Our main link to the outside world was the AM transistor radio, where we first heard the legendary Vin Scully on KFI, the Dodgers Radio Network. If we wanted to go somewhere we hoofed it, or rode our bikes, including many miles to the beach, the reason most of us were skinny. We were raised to respect authority, and if with a foul tongue we didn't, mom whisked us off to the bathroom to have our mouths washed out with a fresh-from-the-wrapper bar of soap.
Our Depression-era folks taught us how to grin and bear it. Our relatives would gather on the weekend for Pinochle and joke their heads off over cards, pastrami sandwiches, a cold beer, and a cigar. We used their old decks, clothes-pinned to the front and back forks of our bikes, to make cool sounds as the cards hit the spokes each time the tires rotated.

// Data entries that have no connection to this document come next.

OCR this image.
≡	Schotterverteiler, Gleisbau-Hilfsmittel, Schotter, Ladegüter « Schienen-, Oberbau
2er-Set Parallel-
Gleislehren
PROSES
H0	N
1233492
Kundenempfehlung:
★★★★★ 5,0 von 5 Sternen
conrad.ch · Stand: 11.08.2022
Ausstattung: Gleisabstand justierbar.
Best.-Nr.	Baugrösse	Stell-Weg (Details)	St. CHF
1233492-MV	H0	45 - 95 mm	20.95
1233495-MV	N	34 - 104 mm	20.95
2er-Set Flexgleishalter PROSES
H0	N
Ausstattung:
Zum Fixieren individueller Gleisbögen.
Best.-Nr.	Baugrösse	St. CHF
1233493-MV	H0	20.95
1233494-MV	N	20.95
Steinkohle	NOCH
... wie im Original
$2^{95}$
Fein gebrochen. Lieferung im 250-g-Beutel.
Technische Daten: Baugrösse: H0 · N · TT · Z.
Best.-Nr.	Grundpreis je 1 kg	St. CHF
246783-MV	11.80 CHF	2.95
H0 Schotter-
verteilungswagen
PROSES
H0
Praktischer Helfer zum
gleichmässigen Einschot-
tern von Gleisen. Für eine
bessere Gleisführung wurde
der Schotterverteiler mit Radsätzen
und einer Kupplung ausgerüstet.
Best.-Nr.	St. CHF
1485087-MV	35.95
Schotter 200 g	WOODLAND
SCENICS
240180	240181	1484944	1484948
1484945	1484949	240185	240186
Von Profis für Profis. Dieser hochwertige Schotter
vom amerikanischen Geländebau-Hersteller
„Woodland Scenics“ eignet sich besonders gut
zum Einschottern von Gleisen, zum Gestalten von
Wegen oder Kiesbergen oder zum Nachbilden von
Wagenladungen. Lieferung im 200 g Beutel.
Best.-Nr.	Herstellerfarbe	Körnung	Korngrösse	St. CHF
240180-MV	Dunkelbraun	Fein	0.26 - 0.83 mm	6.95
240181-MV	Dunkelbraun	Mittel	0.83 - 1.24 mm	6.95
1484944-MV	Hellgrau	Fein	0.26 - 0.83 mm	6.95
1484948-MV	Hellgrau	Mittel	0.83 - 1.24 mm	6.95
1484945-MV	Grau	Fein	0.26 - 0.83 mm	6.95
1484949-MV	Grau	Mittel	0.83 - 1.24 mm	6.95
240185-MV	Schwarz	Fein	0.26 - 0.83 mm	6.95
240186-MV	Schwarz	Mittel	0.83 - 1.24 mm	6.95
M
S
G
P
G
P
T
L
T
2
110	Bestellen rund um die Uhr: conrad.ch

Today in America, card-playing is still big. The ethnics play the race card, the homosexuals play the gay card, the Democrats and Republicans play their respective cards, the Muslims play the profiling card, and the tokers play the medicinal card, but the trump card seems to be held by the military, who as just plain-ole-Americans keep our freedom secure, i.e., the ability to protect all the idiotic politically correct people who keep mandating, "It's all about my feelings and my freedoms."
Now that everyone's thoroughly mired down in the media's diversionary punctiliousness, the bigger issue on the whole Brent Regan debate is the "scary" president who is moving toward severely limiting our Second Amendment rights. That should be a concern for all of us. Nonetheless as long as we continue to major in the narcissistic minors, we'll miss the true hand our heritage as Americans has dealt us. Not in Idaho. Anyone up for the real game?
Dan Cooper is a Post Falls resident.